Asked to explain his guaranteed re-election and the lack of suspense, Kagame said: “Is this a bad thing? I do not think so. Rwanda has a specific history and a recent past that results in a specific democratic process and electoralbehaviour. Wanting to judge them in the context of nations that have not experienced the tragedy of genocide is meaningless and will lead you to never understanding anything that is happening here.”

So predictable is the outcome in Rwanda that the European Union said last month it would not send an observer mission to the country, despite sending one to Kenya, which also goes to the polls in August. “We don’t see the need and have limited resources,” Michael Ryan, the head of the EU delegation to Rwanda said.

“There are many elections in the world and we have to decide where to put our resources.” President Kagame used the Jeune Afrique interview to send what he described as an “essential” message: “this election is our business and ours alone,” he said. “If I claimed to give lessons to the world, then the world would be right to judge me.

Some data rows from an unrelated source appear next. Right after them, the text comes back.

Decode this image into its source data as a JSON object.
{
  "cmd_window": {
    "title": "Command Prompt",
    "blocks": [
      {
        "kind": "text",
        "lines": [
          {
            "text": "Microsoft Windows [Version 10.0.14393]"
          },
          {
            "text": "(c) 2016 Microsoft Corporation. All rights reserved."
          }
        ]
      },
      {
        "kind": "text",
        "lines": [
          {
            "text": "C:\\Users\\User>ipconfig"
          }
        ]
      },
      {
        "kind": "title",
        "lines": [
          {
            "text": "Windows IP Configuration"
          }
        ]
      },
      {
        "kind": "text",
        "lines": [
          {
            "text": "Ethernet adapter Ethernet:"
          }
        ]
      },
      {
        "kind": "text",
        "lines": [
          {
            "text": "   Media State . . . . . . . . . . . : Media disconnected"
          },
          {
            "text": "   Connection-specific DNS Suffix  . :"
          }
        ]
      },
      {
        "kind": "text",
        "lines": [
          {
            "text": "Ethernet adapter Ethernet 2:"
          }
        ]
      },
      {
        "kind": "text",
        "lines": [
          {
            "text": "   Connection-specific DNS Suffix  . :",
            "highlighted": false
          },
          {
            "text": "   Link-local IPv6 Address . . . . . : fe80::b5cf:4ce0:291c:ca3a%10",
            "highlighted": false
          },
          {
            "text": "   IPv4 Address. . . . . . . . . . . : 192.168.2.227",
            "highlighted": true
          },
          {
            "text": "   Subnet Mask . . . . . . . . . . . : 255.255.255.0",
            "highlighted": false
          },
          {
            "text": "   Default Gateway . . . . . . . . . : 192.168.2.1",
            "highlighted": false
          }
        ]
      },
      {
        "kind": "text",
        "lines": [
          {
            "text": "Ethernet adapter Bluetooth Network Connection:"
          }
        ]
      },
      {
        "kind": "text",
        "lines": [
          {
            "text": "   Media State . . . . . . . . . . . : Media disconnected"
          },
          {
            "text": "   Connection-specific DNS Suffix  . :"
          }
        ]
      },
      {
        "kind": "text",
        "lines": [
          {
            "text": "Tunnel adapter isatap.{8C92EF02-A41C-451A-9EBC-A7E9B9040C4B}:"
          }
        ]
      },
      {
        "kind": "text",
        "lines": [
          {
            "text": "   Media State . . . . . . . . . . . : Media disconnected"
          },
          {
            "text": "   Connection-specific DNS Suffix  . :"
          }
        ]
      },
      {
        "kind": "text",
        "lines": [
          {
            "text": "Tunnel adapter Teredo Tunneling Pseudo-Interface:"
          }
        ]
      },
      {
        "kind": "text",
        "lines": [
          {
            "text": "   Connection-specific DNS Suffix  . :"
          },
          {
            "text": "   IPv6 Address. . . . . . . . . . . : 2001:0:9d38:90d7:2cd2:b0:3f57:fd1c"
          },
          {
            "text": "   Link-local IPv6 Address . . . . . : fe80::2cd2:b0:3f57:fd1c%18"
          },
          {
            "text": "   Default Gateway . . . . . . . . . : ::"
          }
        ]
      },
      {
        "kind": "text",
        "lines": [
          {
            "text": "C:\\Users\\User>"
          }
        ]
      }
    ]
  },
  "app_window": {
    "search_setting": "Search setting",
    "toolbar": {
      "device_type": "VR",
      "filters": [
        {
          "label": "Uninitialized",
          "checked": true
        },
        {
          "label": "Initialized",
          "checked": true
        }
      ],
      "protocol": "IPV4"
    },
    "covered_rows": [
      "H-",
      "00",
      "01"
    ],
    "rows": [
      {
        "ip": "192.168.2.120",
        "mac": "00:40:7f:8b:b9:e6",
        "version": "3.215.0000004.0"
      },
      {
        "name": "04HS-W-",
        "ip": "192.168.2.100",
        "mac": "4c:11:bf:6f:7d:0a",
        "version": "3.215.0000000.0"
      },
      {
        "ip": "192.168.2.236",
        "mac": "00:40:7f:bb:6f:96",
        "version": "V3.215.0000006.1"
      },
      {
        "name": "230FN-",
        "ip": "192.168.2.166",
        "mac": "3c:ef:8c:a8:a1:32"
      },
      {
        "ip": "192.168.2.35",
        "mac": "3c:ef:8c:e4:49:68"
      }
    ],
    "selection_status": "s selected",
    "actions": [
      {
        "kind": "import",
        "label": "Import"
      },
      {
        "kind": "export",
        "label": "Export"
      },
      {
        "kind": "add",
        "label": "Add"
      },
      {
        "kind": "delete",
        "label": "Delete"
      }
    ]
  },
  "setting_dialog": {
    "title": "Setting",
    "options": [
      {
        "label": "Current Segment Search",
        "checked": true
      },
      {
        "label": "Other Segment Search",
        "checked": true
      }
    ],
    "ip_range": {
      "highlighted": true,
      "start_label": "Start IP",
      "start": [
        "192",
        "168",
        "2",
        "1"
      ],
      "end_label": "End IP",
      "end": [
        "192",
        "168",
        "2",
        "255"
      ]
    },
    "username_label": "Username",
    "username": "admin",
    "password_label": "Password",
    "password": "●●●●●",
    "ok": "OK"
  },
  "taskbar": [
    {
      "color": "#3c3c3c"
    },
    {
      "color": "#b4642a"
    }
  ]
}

But this is all about Rwanda and Rwandans. The outside world has no lessons to give us.”

Despite his stranglehold on power in Rwanda, President Kagame indicated that his upcoming seven-year term, which would see him extend his reign to 30 years, could be his last. Asked if this would be his last term (the Constitution allows him one more), he said: “I think so, yes. And it is likely that I will clarify this point when we begin the electoral campaign.

“There is a sort of contract between me, on one hand, the RPF party and the Rwandan people, on the other. They wanted, through the constitutional referendum of December 2015 that I continue my work, which I accepted.

But the time has come to tell them that they must start thinking beyond me.” Until that time comes Kagame will remain the uncontested leader of Rwanda and the August election will be more of a coronation than of a political contest.